Baking and Pantry Substitutes
Standard all-purpose flour has about 24 grams of carbs per quarter cup, which makes traditional baking a challenge on a low carb diet. Almond flour is the most popular substitute, with just 1 gram of net carbs per 2-tablespoon serving. Coconut flour comes in at 4 grams of net carbs for the same serving size. It absorbs much more liquid than almond flour, so recipes aren’t directly interchangeable, but both work well for pancakes, muffins, and breading.
For sweeteners, sugar alcohols like erythritol and natural options like monk fruit extract have little to no effect on blood sugar, which is why they’re widely used in low carb cooking. You’ll see these on nutrition labels where the “net carb” number looks surprisingly low. Net carbs are calculated by subtracting fiber and sugar alcohols from total carbohydrates, based on the principle that these components don’t significantly raise blood sugar. It’s not a perfect formula, but it’s the standard most people following a low carb diet use.
Watching for Hidden Carbs
Some of the biggest carb surprises come from foods that seem low carb on the surface. Salad dressings, marinades, and barbecue sauces frequently contain added sugars. Ketchup has about 4 grams of carbs per tablespoon. “Sugar-free” or “low carb” packaged snacks sometimes contain maltodextrin, a starch-based additive that spikes blood sugar almost as sharply as pure glucose, despite technically not being listed as “sugar” on the label.

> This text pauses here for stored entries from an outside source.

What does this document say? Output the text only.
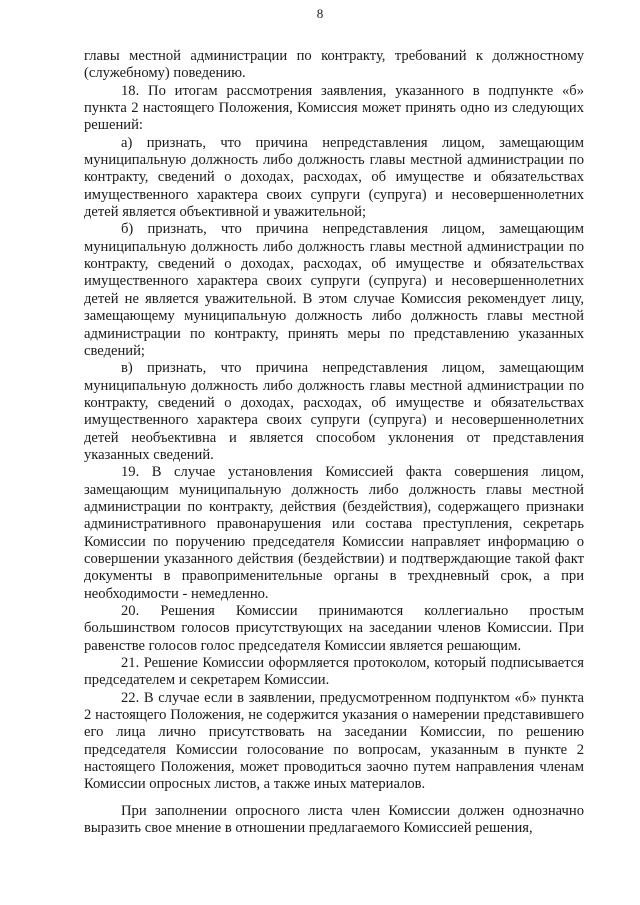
8

главы местной администрации по контракту, требований к должностному (служебному) поведению.

18. По итогам рассмотрения заявления, указанного в подпункте «б» пункта 2 настоящего Положения, Комиссия может принять одно из следующих решений:

а) признать, что причина непредставления лицом, замещающим муниципальную должность либо должность главы местной администрации по контракту, сведений о доходах, расходах, об имуществе и обязательствах имущественного характера своих супруги (супруга) и несовершеннолетних детей является объективной и уважительной;

б) признать, что причина непредставления лицом, замещающим муниципальную должность либо должность главы местной администрации по контракту, сведений о доходах, расходах, об имуществе и обязательствах имущественного характера своих супруги (супруга) и несовершеннолетних детей не является уважительной. В этом случае Комиссия рекомендует лицу, замещающему муниципальную должность либо должность главы местной администрации по контракту, принять меры по представлению указанных сведений;

в) признать, что причина непредставления лицом, замещающим муниципальную должность либо должность главы местной администрации по контракту, сведений о доходах, расходах, об имуществе и обязательствах имущественного характера своих супруги (супруга) и несовершеннолетних детей необъективна и является способом уклонения от представления указанных сведений.

19. В случае установления Комиссией факта совершения лицом, замещающим муниципальную должность либо должность главы местной администрации по контракту, действия (бездействия), содержащего признаки административного правонарушения или состава преступления, секретарь Комиссии по поручению председателя Комиссии направляет информацию о совершении указанного действия (бездействии) и подтверждающие такой факт документы в правоприменительные органы в трехдневный срок, а при необходимости - немедленно.

20. Решения Комиссии принимаются коллегиально простым большинством голосов присутствующих на заседании членов Комиссии. При равенстве голосов голос председателя Комиссии является решающим.

21. Решение Комиссии оформляется протоколом, который подписывается председателем и секретарем Комиссии.

22. В случае если в заявлении, предусмотренном подпунктом «б» пункта 2 настоящего Положения, не содержится указания о намерении представившего его лица лично присутствовать на заседании Комиссии, по решению председателя Комиссии голосование по вопросам, указанным в пункте 2 настоящего Положения, может проводиться заочно путем направления членам Комиссии опросных листов, а также иных материалов.

При заполнении опросного листа член Комиссии должен однозначно выразить свое мнение в отношении предлагаемого Комиссией решения,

Processed foods marketed as low carb deserve extra scrutiny. Ingredients like maltodextrin, fruit juice concentrates, and dates all add carbohydrates that may not be obvious from the front-of-package claims. The nutrition facts panel and ingredient list tell the real story. If a protein bar claims 4 net carbs but lists maltodextrin in the first few ingredients, those 4 grams likely understate the actual blood sugar impact.
A Quick Reference List
- Near-zero carb: beef, chicken, pork, fish, eggs, butter, oils, most hard cheeses, water, black coffee
- Under 5 grams per serving: leafy greens, zucchini, mushrooms, cucumbers, pecans, macadamia nuts, walnuts, heavy cream, unsweetened almond milk
- 5 to 10 grams per serving: strawberries, blackberries, raspberries, avocado, broccoli, cauliflower, bell peppers, plain Greek yogurt, almond flour
- Higher carb (use sparingly): apples, bananas, grapes, potatoes, corn, rice, bread, pasta, milk, cashews
Building meals from the first two categories and adding items from the third keeps most people well within a low carb range without needing to count every gram. The more whole, unprocessed foods you choose, the easier it is to stay on track without constantly checking labels.